11 April properly to prepare to respond to the amended claim.

[5]      On 23 March 2011 the plaintiff was granted leave to file and serve a second amended statement of claim.   However, because of the fixture commencing on 11

April, and concern as to whether the second defendant would have sufficient time to prepare for the hearing in the changed circumstances, the plaintiff and second defendant were directed to take steps with urgency. This included a direction that the second defendant file a statement of defence to the second amended statement of claim by 29 March 2011. A telephone conference was arranged for 31 March 2011.

[6]      By that date all counsel had agreed that the matter would not be ready to proceed on 11 April 2011.  Accordingly the fixture was vacated.  Further directions were made but these are not relevant to the present application.

[7]      In  opposing  the  second  defendant’s  application,  the  plaintiff  referred  to aspects of the history of the proceeding up to 4 March 2011 and, in particular, to failure by the second defendant to comply with timetable directions and to some other difficulties said to have been caused by steps taken by the second defendant. This included an application by the plaintiff to debar the second defendant from defending the proceeding which resulted in an order for costs against the second defendant, on a 2B basis, of $3,008 (plus a filing fee of $613.33).
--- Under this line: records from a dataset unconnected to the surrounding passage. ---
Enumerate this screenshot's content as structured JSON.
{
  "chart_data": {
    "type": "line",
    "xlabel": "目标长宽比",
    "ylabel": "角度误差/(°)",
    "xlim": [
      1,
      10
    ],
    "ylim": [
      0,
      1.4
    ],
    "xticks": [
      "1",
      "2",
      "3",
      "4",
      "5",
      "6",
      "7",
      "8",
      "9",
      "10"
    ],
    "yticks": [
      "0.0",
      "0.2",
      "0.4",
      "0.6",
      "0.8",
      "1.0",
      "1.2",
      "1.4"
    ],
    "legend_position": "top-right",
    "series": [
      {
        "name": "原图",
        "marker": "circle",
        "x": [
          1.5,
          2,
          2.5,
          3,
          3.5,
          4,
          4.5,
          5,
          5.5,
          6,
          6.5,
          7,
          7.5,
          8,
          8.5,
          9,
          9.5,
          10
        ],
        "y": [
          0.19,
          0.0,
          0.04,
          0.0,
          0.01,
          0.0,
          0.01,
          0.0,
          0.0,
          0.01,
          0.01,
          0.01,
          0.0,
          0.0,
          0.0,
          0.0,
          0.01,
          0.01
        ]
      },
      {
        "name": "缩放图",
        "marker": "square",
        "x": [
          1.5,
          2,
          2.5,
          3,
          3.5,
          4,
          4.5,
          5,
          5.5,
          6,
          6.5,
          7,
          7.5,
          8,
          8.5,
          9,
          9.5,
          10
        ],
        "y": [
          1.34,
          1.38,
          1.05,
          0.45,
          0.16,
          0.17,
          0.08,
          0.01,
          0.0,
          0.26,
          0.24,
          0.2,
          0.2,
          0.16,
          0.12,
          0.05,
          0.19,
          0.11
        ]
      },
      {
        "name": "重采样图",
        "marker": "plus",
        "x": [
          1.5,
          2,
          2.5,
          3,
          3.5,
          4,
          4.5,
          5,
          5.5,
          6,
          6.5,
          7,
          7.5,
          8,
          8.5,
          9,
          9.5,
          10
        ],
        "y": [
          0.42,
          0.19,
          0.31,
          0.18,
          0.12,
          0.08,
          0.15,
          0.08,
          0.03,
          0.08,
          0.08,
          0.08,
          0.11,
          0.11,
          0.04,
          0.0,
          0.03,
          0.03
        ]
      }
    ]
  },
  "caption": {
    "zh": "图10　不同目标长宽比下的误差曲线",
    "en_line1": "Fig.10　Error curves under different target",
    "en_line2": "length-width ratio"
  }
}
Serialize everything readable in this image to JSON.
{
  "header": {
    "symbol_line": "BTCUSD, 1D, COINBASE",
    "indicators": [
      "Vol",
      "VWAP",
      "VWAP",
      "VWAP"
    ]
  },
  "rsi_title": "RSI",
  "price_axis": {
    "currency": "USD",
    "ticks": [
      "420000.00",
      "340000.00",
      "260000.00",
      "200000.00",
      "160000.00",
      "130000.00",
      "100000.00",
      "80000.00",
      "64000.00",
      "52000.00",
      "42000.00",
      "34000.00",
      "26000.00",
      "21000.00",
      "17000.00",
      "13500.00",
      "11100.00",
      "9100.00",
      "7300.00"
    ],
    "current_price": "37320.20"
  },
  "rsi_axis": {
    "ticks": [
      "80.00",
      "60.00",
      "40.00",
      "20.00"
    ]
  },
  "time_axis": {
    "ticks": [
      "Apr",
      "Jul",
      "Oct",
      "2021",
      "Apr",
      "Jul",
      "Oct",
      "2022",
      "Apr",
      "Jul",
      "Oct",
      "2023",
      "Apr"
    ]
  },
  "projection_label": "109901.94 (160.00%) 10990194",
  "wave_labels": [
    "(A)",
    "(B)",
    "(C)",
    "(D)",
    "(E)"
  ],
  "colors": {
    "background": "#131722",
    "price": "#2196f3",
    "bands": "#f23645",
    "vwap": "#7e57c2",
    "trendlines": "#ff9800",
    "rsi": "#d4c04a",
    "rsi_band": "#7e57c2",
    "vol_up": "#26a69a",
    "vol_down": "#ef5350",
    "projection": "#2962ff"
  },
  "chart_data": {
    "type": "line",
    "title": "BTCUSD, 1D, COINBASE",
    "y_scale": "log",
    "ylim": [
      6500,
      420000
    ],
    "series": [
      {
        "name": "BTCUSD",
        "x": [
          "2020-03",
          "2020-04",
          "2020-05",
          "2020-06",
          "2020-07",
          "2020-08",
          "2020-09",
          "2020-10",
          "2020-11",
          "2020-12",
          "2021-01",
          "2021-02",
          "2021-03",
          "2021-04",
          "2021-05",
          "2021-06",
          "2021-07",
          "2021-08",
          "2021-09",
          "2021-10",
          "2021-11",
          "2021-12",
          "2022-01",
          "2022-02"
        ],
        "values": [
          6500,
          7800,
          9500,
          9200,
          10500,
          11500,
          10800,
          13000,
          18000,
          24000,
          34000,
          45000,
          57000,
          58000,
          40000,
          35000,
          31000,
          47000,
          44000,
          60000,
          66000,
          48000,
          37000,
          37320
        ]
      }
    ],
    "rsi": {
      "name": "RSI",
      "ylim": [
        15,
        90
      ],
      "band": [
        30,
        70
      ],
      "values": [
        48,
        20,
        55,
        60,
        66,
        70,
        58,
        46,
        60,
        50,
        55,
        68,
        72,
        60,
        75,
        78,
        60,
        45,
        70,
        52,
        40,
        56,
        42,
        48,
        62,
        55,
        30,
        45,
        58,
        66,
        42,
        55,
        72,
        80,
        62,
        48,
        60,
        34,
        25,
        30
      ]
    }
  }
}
[8]      I agree with Ms Law’s submission for the second defendant that, although the earlier history of the proceeding may have some relevance to the question of costs

following determination of the substantive claim (and to the extent that there has not already been an allowance for costs against the second defendant), these matters are not relevant to the application for costs in respect of the matters I outlined above.
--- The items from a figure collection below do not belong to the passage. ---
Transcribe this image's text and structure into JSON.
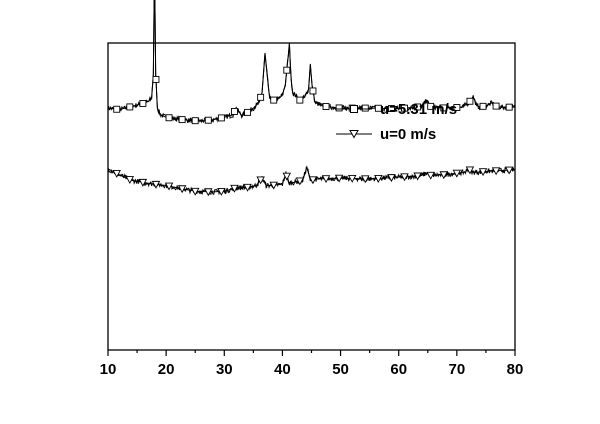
{
  "chart_data": {
    "type": "line",
    "title": "",
    "xlabel": "",
    "ylabel": "",
    "xlim": [
      10,
      80
    ],
    "xticks": [
      10,
      20,
      30,
      40,
      50,
      60,
      70,
      80
    ],
    "ylim": [
      0,
      100
    ],
    "yticks_shown": false,
    "grid": false,
    "legend_position": "top-right",
    "series": [
      {
        "name": "u=5.31 m/s",
        "marker": "square",
        "color": "#000000",
        "x": [
          10,
          12,
          14,
          15,
          16,
          17,
          17.5,
          17.8,
          18.0,
          18.2,
          18.5,
          19,
          20,
          22,
          24,
          26,
          28,
          30,
          31.5,
          32,
          33,
          34,
          35,
          36,
          36.5,
          37.0,
          37.4,
          37.8,
          38.5,
          39.3,
          40,
          40.5,
          41.2,
          41.5,
          41.8,
          42.3,
          43,
          43.8,
          44.5,
          44.8,
          45.1,
          45.6,
          47,
          50,
          55,
          60,
          64,
          64.8,
          65.3,
          68,
          71,
          72.3,
          72.8,
          73.4,
          74,
          75.5,
          76,
          77,
          80
        ],
        "y": [
          78.8,
          78.3,
          79.3,
          79.8,
          80.3,
          81.0,
          82.0,
          90.0,
          125.8,
          90.0,
          78.8,
          76.7,
          75.8,
          75.2,
          74.8,
          74.6,
          75.0,
          75.8,
          76.6,
          78.8,
          76.4,
          77.4,
          78.8,
          80.6,
          84.0,
          96.5,
          89.0,
          82.0,
          81.4,
          81.8,
          83.0,
          86.5,
          99.5,
          88.0,
          83.6,
          82.9,
          81.4,
          82.3,
          85.0,
          93.2,
          86.0,
          80.6,
          79.4,
          78.8,
          78.8,
          78.6,
          79.3,
          81.4,
          79.4,
          78.8,
          79.1,
          81.1,
          82.6,
          79.6,
          79.1,
          79.9,
          80.5,
          79.1,
          79.1
        ]
      },
      {
        "name": "u=0 m/s",
        "marker": "triangle-down",
        "color": "#000000",
        "x": [
          10,
          12,
          14,
          16,
          18,
          20,
          22,
          25,
          28,
          30,
          32,
          34,
          35.5,
          36.5,
          37.2,
          38,
          40,
          40.6,
          41.1,
          42,
          43.5,
          44.2,
          44.8,
          46,
          50,
          55,
          60,
          63,
          64,
          64.8,
          65.5,
          68,
          70,
          71.5,
          72,
          72.6,
          74,
          76,
          80
        ],
        "y": [
          59.0,
          57.0,
          55.3,
          54.6,
          54.0,
          53.6,
          52.8,
          51.7,
          51.5,
          51.7,
          52.8,
          53.0,
          53.6,
          56.0,
          53.6,
          53.6,
          54.0,
          57.6,
          54.3,
          54.6,
          55.3,
          59.6,
          55.3,
          55.7,
          56.0,
          55.7,
          56.3,
          56.6,
          56.9,
          57.6,
          56.9,
          57.1,
          57.6,
          58.0,
          59.2,
          57.9,
          58.0,
          58.3,
          58.7
        ]
      }
    ],
    "legend": {
      "entries": [
        "u=5.31 m/s",
        "u=0 m/s"
      ]
    }
  }
}
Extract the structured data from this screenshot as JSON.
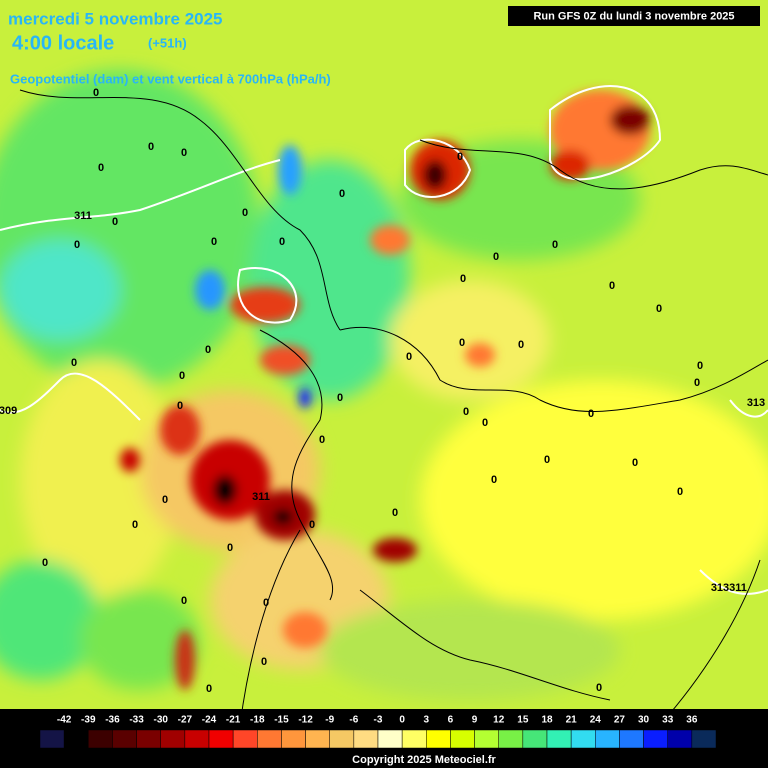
{
  "header": {
    "date": "mercredi 5 novembre 2025",
    "time": "4:00 locale",
    "lead": "(+51h)",
    "parameter": "Geopotentiel (dam) et vent vertical à 700hPa (hPa/h)",
    "run": "Run GFS 0Z du lundi 3 novembre 2025"
  },
  "colorbar": {
    "ticks": [
      -42,
      -39,
      -36,
      -33,
      -30,
      -27,
      -24,
      -21,
      -18,
      -15,
      -12,
      -9,
      -6,
      -3,
      0,
      3,
      6,
      9,
      12,
      15,
      18,
      21,
      24,
      27,
      30,
      33,
      36
    ],
    "colors": [
      "#141446",
      "#000000",
      "#3c0000",
      "#5a0000",
      "#7a0000",
      "#a00000",
      "#c80000",
      "#f00000",
      "#ff4628",
      "#ff7832",
      "#ff963c",
      "#ffb450",
      "#f5c864",
      "#ffdc82",
      "#ffffc8",
      "#ffff64",
      "#ffff00",
      "#d7ff00",
      "#b4ff32",
      "#78f046",
      "#46e678",
      "#32f0b4",
      "#32dcf0",
      "#28b4ff",
      "#1e78ff",
      "#0a1eff",
      "#0000aa",
      "#0a2a5a"
    ]
  },
  "map": {
    "contour_labels": [
      "0",
      "0",
      "0",
      "0",
      "0",
      "0",
      "0",
      "0",
      "0",
      "0",
      "0",
      "0",
      "0",
      "0",
      "0",
      "0",
      "0",
      "0",
      "0",
      "0",
      "0",
      "0",
      "0",
      "0",
      "0",
      "0",
      "0",
      "0",
      "0",
      "0",
      "0",
      "0",
      "0",
      "0",
      "0",
      "0",
      "0",
      "0",
      "0",
      "0",
      "0",
      "0",
      "0",
      "0",
      "0",
      "311",
      "311",
      "311",
      "309",
      "313",
      "313"
    ]
  },
  "footer": {
    "copyright": "Copyright 2025 Meteociel.fr"
  }
}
[9]      The steps required to be taken by the second defendant in respect of which costs are sought arose because the plaintiff, at a late stage, firstly sought to discontinue against one defendant, for which leave was required, and then effectively changed tack by seeking leave to file an amended claim.  The plaintiff was seeking an indulgence.  The way in which the plaintiff proceeded with these matters required responses from the second defendant when the second defendant would normally have been preparing for a defended hearing, and required the second defendant to take some steps with urgency.  The plaintiff was seeking an indulgence.  The steps taken in the end resulted in the proceeding having to be vacated, or those steps at least materially contributed to the need to vacate the fixture.   There will be some wasted cost for the second defendant.
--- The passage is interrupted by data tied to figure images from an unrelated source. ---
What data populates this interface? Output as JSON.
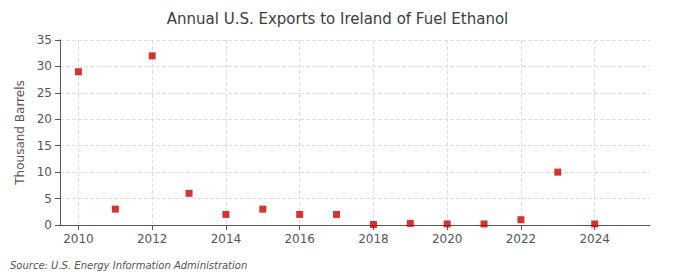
{
  "chart_data": {
    "type": "scatter",
    "title": "Annual U.S. Exports to Ireland of Fuel Ethanol",
    "ylabel": "Thousand Barrels",
    "source": "Source: U.S. Energy Information Administration",
    "x": [
      2010,
      2011,
      2012,
      2013,
      2014,
      2015,
      2016,
      2017,
      2018,
      2019,
      2020,
      2021,
      2022,
      2023,
      2024
    ],
    "values": [
      29,
      3,
      32,
      6,
      2,
      3,
      2,
      2,
      0.1,
      0.3,
      0.2,
      0.2,
      1,
      10,
      0.2
    ],
    "color": "#cc0000",
    "marker": "square",
    "xlim": [
      2009.5,
      2025.5
    ],
    "ylim": [
      0,
      35
    ],
    "xticks": [
      2010,
      2012,
      2014,
      2016,
      2018,
      2020,
      2022,
      2024
    ],
    "yticks": [
      0,
      5,
      10,
      15,
      20,
      25,
      30,
      35
    ],
    "grid": true
  }
}
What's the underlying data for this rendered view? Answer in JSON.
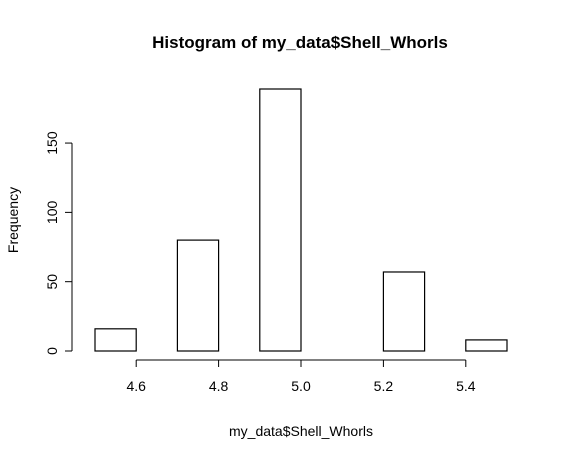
{
  "chart_data": {
    "type": "bar",
    "title": "Histogram of my_data$Shell_Whorls",
    "xlabel": "my_data$Shell_Whorls",
    "ylabel": "Frequency",
    "bins": [
      {
        "start": 4.5,
        "end": 4.6,
        "count": 16
      },
      {
        "start": 4.6,
        "end": 4.7,
        "count": 0
      },
      {
        "start": 4.7,
        "end": 4.8,
        "count": 80
      },
      {
        "start": 4.8,
        "end": 4.9,
        "count": 0
      },
      {
        "start": 4.9,
        "end": 5.0,
        "count": 189
      },
      {
        "start": 5.0,
        "end": 5.1,
        "count": 0
      },
      {
        "start": 5.1,
        "end": 5.2,
        "count": 0
      },
      {
        "start": 5.2,
        "end": 5.3,
        "count": 57
      },
      {
        "start": 5.3,
        "end": 5.4,
        "count": 0
      },
      {
        "start": 5.4,
        "end": 5.5,
        "count": 8
      }
    ],
    "xlim": [
      4.5,
      5.5
    ],
    "ylim": [
      0,
      189
    ],
    "x_ticks": [
      "4.6",
      "4.8",
      "5.0",
      "5.2",
      "5.4"
    ],
    "y_ticks": [
      "0",
      "50",
      "100",
      "150"
    ],
    "grid": false
  }
}
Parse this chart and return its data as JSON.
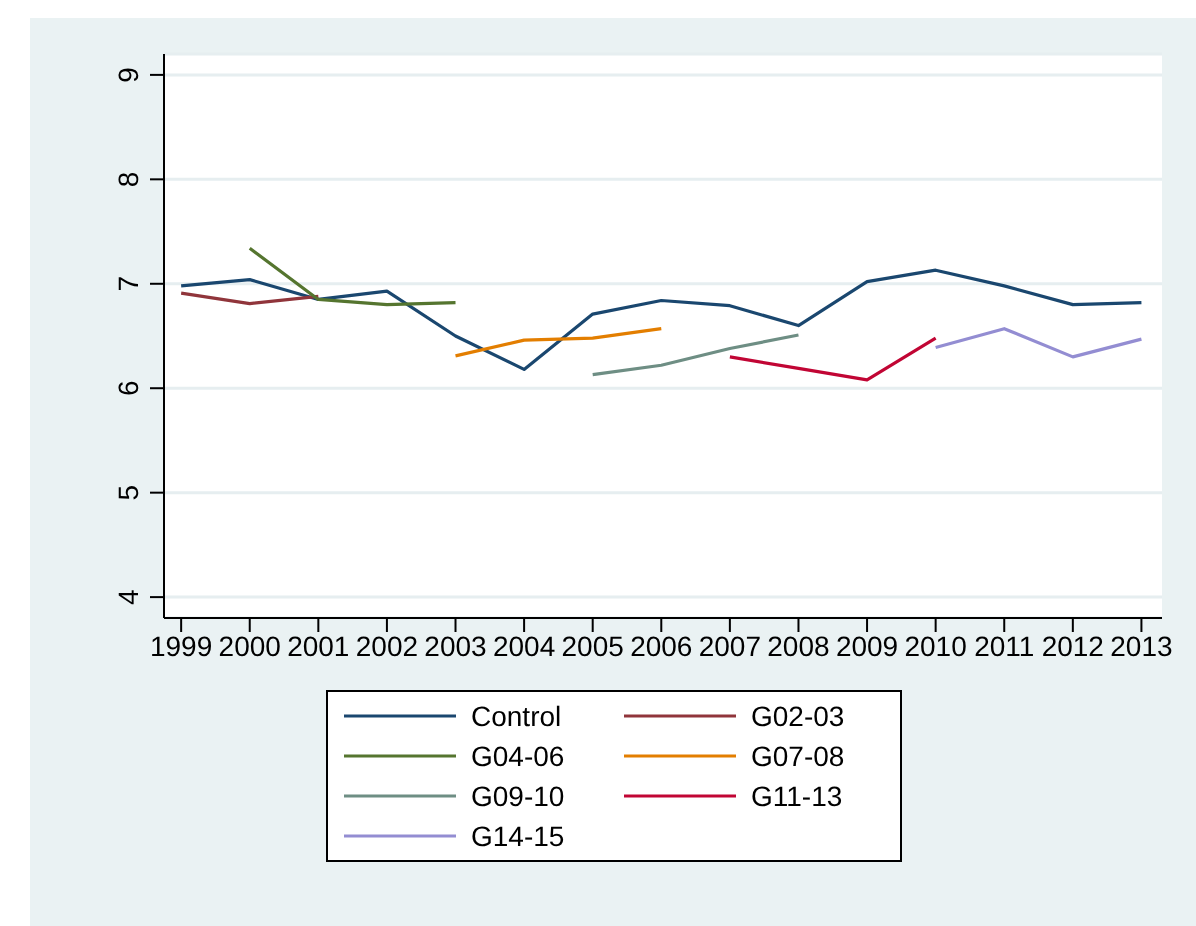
{
  "chart_data": {
    "type": "line",
    "x": [
      1999,
      2000,
      2001,
      2002,
      2003,
      2004,
      2005,
      2006,
      2007,
      2008,
      2009,
      2010,
      2011,
      2012,
      2013
    ],
    "series": [
      {
        "name": "Control",
        "color": "#1a476f",
        "values": [
          6.98,
          7.04,
          6.85,
          6.93,
          6.5,
          6.18,
          6.71,
          6.84,
          6.79,
          6.6,
          7.02,
          7.13,
          6.98,
          6.8,
          6.82
        ]
      },
      {
        "name": "G02-03",
        "color": "#90353b",
        "values": [
          6.91,
          6.81,
          6.88,
          null,
          null,
          null,
          null,
          null,
          null,
          null,
          null,
          null,
          null,
          null,
          null
        ]
      },
      {
        "name": "G04-06",
        "color": "#55752f",
        "values": [
          null,
          7.34,
          6.85,
          6.8,
          6.82,
          null,
          null,
          null,
          null,
          null,
          null,
          null,
          null,
          null,
          null
        ]
      },
      {
        "name": "G07-08",
        "color": "#e37e00",
        "values": [
          null,
          null,
          null,
          null,
          6.31,
          6.46,
          6.48,
          6.57,
          null,
          null,
          null,
          null,
          null,
          null,
          null
        ]
      },
      {
        "name": "G09-10",
        "color": "#6e8e84",
        "values": [
          null,
          null,
          null,
          null,
          null,
          null,
          6.13,
          6.22,
          6.38,
          6.51,
          null,
          null,
          null,
          null,
          null
        ]
      },
      {
        "name": "G11-13",
        "color": "#c10534",
        "values": [
          null,
          null,
          null,
          null,
          null,
          null,
          null,
          null,
          6.3,
          6.19,
          6.08,
          6.48,
          null,
          null,
          null
        ]
      },
      {
        "name": "G14-15",
        "color": "#938dd2",
        "values": [
          null,
          null,
          null,
          null,
          null,
          null,
          null,
          null,
          null,
          null,
          null,
          6.39,
          6.57,
          6.3,
          6.47
        ]
      }
    ],
    "xlim": [
      1998.75,
      2013.3
    ],
    "xticks": [
      1999,
      2000,
      2001,
      2002,
      2003,
      2004,
      2005,
      2006,
      2007,
      2008,
      2009,
      2010,
      2011,
      2012,
      2013
    ],
    "ylim": [
      3.8,
      9.2
    ],
    "yticks": [
      4,
      5,
      6,
      7,
      8,
      9
    ],
    "grid": "y",
    "legend": "bottom",
    "marker": "none",
    "line_style": "solid"
  }
}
[10]     In all the circumstances I am satisfied that the second defendant is entitled to costs on a 2B basis and for the items sought.   There is judgment for the second defendant accordingly.

[11]     There is a question whether these costs should be paid now or following final judgment.     Provided  the  plaintiff  does  not  seek  to  recover  the  costs  and disbursements awarded against the second defendant of $3,621.33, the costs awarded in favour of the second defendant against the plaintiff by this judgment are not

payable until the final determination of the substantive claim.